I have the following model:
$$ y\sim\textrm{N}\left(\mu,\Sigma\right)\\ p=\textrm{logistic}\left(y\right)\\ k\sim\textrm{Binomial}\left(p,n\right) $$$$ y\sim\textrm{MvNormal}\left(\mu,\Sigma\right)\\ p=\textrm{logistic}\left(y\right)\\ k\sim\textrm{Binomial}\left(p,n\right) $$
Where $\mu$ and $\Sigma$ are free parameters, and $k$ and $n$ are known. What is the likelihood or log-likelihood function of this model? I know the likelihoods of the multivariate normal and binomial distributions, but how do I combine them to find the likelihood of this hierarchical model?

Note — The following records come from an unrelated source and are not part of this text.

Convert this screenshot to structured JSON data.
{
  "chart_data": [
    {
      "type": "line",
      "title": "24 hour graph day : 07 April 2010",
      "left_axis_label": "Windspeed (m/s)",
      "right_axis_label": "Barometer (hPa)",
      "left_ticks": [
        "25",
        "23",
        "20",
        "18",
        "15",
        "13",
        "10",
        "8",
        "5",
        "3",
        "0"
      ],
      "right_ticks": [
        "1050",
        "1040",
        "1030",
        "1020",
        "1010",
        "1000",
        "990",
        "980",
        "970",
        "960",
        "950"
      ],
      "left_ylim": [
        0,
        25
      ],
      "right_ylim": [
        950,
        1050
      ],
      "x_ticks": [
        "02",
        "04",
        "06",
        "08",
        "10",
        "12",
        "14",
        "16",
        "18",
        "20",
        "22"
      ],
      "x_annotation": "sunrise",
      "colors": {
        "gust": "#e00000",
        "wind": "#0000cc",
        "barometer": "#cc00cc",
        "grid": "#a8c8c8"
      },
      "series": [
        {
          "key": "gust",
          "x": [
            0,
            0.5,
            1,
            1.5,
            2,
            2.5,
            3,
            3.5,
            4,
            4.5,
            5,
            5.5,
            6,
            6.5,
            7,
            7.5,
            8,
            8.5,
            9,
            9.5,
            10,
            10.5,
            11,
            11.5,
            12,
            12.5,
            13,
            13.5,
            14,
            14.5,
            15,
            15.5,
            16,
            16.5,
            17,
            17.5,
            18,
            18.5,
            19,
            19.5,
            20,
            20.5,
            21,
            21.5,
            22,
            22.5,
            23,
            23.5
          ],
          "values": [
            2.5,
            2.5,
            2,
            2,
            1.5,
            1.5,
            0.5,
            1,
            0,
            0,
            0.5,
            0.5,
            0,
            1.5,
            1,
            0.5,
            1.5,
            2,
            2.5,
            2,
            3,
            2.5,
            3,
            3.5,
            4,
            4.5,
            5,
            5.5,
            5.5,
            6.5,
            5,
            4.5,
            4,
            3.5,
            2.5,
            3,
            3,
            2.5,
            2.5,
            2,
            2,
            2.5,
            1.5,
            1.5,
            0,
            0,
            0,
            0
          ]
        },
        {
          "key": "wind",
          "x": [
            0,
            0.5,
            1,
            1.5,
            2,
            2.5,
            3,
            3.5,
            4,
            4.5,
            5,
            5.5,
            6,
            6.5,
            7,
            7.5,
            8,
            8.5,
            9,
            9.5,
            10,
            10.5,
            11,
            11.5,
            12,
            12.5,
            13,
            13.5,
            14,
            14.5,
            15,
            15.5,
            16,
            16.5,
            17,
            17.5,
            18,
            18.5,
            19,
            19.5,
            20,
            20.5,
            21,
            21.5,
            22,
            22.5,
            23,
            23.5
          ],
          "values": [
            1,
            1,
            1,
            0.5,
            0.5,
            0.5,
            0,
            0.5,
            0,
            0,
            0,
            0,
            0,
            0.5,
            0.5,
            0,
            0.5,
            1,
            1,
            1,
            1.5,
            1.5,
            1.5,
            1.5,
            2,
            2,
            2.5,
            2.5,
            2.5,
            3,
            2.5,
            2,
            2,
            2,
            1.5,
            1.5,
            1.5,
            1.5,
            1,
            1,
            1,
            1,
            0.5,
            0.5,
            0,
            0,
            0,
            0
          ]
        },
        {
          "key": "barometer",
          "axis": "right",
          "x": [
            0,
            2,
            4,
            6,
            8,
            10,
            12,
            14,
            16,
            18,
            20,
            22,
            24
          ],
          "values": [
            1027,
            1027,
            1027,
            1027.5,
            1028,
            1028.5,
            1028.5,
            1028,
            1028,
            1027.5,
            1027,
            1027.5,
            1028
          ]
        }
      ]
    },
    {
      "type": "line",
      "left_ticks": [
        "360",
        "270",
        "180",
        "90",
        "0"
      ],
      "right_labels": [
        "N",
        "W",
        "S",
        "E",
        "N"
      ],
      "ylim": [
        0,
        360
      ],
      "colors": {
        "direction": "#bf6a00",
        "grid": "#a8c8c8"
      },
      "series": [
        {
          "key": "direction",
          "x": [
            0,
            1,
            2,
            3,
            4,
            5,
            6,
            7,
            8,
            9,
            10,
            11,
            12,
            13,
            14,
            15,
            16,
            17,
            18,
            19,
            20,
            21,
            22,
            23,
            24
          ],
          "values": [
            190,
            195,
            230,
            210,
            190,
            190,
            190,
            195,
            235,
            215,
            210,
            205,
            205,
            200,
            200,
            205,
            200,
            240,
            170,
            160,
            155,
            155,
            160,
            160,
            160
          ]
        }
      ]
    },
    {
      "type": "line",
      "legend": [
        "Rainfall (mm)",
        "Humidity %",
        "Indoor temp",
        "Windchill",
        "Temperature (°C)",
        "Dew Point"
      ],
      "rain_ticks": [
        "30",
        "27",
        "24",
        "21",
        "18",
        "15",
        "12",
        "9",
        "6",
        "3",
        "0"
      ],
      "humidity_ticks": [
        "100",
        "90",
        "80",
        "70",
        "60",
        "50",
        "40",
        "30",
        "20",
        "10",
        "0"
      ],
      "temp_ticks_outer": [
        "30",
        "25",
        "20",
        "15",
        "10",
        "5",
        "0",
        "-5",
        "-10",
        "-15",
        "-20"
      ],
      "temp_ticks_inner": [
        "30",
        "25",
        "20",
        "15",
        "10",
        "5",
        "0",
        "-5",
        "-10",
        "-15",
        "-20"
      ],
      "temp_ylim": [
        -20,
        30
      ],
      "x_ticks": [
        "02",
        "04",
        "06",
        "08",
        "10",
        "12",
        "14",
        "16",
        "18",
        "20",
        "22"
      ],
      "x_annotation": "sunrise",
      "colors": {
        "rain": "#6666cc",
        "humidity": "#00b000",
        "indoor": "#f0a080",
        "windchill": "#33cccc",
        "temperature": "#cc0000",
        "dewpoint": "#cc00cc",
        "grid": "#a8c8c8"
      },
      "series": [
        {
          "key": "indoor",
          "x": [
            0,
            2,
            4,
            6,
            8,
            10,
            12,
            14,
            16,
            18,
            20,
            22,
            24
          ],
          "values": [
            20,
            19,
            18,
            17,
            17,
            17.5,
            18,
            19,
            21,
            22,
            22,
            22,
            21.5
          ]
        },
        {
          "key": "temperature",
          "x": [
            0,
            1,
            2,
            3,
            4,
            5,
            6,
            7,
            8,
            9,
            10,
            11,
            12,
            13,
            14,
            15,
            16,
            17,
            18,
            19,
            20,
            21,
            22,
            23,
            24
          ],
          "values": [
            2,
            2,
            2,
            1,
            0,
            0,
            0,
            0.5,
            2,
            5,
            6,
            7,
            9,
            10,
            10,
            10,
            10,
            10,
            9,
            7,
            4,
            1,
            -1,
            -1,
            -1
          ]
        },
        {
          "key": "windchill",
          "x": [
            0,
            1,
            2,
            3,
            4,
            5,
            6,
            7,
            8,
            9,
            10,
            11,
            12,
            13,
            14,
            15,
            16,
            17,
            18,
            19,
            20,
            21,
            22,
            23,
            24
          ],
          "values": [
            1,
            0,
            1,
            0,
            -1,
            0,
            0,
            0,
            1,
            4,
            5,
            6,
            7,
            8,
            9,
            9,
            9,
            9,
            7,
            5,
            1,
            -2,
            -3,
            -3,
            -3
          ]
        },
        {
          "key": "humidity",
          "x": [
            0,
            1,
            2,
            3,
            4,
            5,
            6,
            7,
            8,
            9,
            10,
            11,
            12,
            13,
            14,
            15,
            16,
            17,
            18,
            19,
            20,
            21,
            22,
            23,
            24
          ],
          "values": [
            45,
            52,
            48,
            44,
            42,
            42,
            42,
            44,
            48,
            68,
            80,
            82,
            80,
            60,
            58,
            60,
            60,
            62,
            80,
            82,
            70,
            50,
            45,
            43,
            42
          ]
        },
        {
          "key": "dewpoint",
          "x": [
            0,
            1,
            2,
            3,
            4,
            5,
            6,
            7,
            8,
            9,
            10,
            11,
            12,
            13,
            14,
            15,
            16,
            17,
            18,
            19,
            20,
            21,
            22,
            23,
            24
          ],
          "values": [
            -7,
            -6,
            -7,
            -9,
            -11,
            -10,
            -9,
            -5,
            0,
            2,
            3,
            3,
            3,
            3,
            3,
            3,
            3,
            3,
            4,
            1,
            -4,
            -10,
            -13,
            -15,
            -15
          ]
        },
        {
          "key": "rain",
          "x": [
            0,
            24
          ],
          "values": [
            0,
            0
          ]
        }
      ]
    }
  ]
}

If there is one, I would like to know the general method for finding likelihoods of these kinds of hierarchical models. Another model I'm interested in is:
$$ y\sim\textrm{N}\left(\mu,\Sigma\right)\\ \lambda=\textrm{exp}\left(y\right)\\ x\sim\textrm{Poisson}\left(\lambda\right) $$$$ y\sim\textrm{MvNormal}\left(\mu,\Sigma\right)\\ \lambda=\textrm{exp}\left(y\right)\\ x\sim\textrm{Poisson}\left(\lambda\right) $$
where $x$ is known.